O vice-presidente da República e ministro do Desenvolvimento, Indústria, Comércio e Serviços, Geraldo Alckmin, afirmou nesta sexta-feira (28) que o governo brasileiro está acelerando as negociações com os Estados Unidos para reverter as alíquotas mais altas, que chegam a até 50%, sobre produtos nacionais vendidos ao mercado norte-americano. Atualmente, o tarifaço dos EUA atinge cerca de 22% das exportações brasileiras ao país, principalmente itens da indústria, como máquinas e equipamentos.
"Vamos nos empenhar para reduzir essa alíquota, porque não faz sentido uma taxa de 40% ou 50%, enquanto dos dez produtos que os Estados Unidos mais vendem para nós, em oito a alíquota é zero, e a tarifa média é de 2,7%", destacou Alckmin durante entrevista à imprensa, após a inauguração da delegacia cibernética do Inmetro. "Vamos acelerar esse trabalho para excluir mais produtos e aproveitar novas oportunidades de complementaridade econômica entre Brasil e Estados Unidos. Podemos construir um ganha-ganha: mais investimento recíproco, mais comércio exterior", acrescentou.

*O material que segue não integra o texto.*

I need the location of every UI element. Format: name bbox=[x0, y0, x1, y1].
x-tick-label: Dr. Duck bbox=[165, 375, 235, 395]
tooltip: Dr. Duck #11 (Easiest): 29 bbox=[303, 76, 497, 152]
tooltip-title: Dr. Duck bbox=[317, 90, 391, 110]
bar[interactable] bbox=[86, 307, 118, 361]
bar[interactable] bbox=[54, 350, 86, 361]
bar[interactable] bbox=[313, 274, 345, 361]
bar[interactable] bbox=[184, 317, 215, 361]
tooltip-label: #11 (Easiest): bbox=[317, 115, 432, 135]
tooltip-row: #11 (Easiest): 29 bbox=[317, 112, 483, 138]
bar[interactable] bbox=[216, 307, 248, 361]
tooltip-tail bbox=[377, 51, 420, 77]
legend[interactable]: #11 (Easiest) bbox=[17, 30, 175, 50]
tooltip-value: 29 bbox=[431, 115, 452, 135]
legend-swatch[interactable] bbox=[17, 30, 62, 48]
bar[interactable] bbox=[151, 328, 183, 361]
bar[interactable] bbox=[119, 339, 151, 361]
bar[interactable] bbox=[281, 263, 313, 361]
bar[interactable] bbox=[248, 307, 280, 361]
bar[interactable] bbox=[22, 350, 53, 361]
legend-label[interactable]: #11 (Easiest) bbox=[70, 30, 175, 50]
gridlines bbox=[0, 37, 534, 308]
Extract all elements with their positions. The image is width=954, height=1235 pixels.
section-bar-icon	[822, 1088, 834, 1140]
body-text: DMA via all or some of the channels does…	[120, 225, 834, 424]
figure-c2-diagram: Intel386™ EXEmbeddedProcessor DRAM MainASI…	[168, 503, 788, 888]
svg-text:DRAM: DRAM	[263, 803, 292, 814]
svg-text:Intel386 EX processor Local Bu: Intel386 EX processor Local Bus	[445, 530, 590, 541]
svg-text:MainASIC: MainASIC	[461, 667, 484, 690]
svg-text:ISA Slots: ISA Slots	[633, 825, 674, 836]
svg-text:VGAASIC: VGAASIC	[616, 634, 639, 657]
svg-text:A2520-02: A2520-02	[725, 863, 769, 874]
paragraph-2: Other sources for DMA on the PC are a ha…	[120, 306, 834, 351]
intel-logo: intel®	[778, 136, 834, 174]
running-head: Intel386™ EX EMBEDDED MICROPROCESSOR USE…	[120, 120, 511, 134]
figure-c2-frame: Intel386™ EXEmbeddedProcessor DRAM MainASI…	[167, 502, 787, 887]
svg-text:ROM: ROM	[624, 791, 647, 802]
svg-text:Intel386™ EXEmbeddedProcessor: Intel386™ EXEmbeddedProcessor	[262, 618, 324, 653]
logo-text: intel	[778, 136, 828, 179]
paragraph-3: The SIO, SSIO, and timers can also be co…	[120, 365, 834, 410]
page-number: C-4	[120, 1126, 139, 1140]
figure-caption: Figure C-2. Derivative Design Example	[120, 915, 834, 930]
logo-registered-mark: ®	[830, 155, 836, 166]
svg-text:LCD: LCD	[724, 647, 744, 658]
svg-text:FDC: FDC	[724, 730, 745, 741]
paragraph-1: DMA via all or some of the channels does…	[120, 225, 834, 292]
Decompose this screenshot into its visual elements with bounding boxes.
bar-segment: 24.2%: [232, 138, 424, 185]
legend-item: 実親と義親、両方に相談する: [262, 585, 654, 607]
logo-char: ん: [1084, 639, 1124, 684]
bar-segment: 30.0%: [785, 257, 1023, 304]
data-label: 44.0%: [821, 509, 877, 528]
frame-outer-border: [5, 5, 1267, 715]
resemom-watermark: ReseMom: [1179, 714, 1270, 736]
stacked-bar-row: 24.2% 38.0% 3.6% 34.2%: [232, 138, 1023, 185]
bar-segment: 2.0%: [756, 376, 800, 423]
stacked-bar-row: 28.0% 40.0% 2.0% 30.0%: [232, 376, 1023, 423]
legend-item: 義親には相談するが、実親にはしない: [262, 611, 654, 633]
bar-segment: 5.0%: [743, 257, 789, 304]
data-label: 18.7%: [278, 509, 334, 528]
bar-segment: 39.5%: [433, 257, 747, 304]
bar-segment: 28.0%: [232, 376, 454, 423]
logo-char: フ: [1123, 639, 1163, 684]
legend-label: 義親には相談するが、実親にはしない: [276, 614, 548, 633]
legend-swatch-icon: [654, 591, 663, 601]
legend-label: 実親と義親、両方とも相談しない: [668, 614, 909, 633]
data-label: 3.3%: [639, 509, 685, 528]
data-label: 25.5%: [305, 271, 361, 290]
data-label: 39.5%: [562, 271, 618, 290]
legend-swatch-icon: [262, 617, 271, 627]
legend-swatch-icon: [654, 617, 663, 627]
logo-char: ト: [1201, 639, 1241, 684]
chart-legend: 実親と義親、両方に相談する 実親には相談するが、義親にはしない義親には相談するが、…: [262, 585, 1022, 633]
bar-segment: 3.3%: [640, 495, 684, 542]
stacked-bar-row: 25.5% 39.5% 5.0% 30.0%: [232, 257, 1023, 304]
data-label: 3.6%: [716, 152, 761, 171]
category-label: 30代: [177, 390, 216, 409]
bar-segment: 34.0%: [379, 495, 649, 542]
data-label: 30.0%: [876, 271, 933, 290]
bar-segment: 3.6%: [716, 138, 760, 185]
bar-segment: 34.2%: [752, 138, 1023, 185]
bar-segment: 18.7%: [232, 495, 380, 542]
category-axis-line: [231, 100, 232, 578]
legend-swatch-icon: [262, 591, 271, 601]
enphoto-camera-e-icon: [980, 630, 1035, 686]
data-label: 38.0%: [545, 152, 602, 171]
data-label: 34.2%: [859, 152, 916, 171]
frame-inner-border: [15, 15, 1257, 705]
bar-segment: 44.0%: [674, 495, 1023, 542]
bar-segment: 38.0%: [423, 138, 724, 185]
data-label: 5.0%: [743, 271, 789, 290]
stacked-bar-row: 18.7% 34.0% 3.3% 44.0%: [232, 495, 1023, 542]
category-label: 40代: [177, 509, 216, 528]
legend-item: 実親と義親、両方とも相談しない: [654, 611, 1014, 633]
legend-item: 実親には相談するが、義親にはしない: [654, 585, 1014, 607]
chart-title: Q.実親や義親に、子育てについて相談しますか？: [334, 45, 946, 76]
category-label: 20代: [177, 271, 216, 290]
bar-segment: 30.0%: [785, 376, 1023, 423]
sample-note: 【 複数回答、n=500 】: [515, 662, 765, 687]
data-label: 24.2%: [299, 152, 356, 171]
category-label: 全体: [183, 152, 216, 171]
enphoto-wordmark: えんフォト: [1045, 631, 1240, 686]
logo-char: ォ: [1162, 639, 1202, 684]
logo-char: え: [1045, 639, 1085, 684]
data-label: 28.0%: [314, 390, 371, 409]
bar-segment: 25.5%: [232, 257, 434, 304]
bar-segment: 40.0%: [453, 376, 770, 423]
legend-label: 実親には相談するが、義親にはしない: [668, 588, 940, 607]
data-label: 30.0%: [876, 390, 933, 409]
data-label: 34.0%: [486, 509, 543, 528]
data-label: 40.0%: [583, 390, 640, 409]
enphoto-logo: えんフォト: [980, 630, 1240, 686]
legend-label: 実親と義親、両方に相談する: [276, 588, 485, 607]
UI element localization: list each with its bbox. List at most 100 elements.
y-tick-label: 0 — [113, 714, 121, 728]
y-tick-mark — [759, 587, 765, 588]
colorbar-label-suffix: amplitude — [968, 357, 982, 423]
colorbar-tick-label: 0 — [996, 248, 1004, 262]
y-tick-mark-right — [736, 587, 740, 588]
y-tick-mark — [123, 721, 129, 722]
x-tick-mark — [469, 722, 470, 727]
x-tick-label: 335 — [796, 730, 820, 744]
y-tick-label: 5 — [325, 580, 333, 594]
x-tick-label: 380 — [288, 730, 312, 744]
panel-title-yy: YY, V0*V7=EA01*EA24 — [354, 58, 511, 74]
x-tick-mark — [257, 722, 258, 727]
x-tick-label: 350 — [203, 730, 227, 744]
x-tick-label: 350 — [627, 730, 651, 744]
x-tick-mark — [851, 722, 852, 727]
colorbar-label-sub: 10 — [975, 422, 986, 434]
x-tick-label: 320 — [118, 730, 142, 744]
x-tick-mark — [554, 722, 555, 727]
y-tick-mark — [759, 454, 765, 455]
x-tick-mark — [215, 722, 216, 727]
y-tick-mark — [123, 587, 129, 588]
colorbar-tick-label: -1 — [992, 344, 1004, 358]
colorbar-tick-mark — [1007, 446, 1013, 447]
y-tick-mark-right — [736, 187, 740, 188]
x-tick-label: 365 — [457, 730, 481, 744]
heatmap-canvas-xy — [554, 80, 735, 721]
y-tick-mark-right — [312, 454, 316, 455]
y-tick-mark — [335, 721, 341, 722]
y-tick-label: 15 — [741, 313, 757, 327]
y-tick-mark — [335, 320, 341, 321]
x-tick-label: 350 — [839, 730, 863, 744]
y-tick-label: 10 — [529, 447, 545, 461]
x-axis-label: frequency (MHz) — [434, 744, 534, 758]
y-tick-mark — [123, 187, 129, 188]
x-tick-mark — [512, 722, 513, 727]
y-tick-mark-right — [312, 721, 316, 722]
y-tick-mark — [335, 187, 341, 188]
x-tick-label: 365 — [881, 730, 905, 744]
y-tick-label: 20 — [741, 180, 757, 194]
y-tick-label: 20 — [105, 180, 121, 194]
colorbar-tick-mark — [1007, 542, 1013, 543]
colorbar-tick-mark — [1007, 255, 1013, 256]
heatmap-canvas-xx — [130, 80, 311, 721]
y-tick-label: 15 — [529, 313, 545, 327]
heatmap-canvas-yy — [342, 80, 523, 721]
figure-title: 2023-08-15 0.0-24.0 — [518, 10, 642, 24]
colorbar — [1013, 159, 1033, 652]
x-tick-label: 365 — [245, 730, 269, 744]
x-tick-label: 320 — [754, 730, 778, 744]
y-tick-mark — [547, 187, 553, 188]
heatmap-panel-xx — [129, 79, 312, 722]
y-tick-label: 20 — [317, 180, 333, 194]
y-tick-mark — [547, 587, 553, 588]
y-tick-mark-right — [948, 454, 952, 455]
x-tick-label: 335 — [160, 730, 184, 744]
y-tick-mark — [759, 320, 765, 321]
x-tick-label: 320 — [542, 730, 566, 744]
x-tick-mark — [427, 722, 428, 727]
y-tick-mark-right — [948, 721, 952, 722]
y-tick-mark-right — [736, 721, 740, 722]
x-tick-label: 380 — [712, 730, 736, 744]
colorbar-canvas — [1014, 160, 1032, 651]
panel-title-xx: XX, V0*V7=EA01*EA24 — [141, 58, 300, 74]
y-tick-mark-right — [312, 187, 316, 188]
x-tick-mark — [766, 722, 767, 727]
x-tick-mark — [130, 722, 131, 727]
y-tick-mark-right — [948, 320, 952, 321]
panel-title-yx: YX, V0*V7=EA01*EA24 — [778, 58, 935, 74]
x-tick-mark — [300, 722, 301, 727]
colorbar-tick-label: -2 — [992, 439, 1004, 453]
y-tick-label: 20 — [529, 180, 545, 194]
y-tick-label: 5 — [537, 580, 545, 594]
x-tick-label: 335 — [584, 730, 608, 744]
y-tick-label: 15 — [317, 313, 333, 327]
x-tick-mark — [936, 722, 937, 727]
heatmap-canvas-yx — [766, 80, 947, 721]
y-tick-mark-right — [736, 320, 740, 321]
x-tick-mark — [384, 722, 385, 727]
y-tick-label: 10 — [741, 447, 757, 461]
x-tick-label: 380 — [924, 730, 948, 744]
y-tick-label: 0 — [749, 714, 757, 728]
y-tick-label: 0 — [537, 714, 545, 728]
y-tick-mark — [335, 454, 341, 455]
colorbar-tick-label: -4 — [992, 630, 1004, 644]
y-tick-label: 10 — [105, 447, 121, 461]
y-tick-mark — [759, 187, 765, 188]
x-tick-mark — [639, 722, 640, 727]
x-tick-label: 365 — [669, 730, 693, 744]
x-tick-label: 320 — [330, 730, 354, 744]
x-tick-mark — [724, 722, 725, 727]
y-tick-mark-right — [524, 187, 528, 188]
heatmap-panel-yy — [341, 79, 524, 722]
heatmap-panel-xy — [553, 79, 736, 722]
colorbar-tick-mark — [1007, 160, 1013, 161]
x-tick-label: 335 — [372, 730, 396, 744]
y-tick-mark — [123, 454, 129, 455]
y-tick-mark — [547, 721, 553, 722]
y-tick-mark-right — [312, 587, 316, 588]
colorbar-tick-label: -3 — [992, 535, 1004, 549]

Alckmin enfatizou que a orientação do presidente Luiz Inácio Lula da Silva é manter o diálogo com os norte-americanos. "Temos pressa, porque quanto mais rápido for resolvendo, mais exportamos. E comércio exterior é emprego e renda", reforçou o vice-presidente.
Balança comercial
Apesar do tarifaço, Alckmin ressaltou que as exportações brasileiras cresceram 9,1%, citando dados da balança comercial de outubro. Ele também destacou a importância da abertura de novos mercados externos e reiterou a expectativa de assinatura, em 20 de dezembro, do acordo entre Mercosul e União Europeia.
Queda no desemprego
O vice-presidente comemorou ainda a divulgação, pelo Instituto Brasileiro de Geografia e Estatística (IBGE), da taxa de desemprego em mínima histórica: 5,4% no trimestre encerrado em outubro. "É um bom momento. E pode melhorar ainda mais", concluiu Alckmin.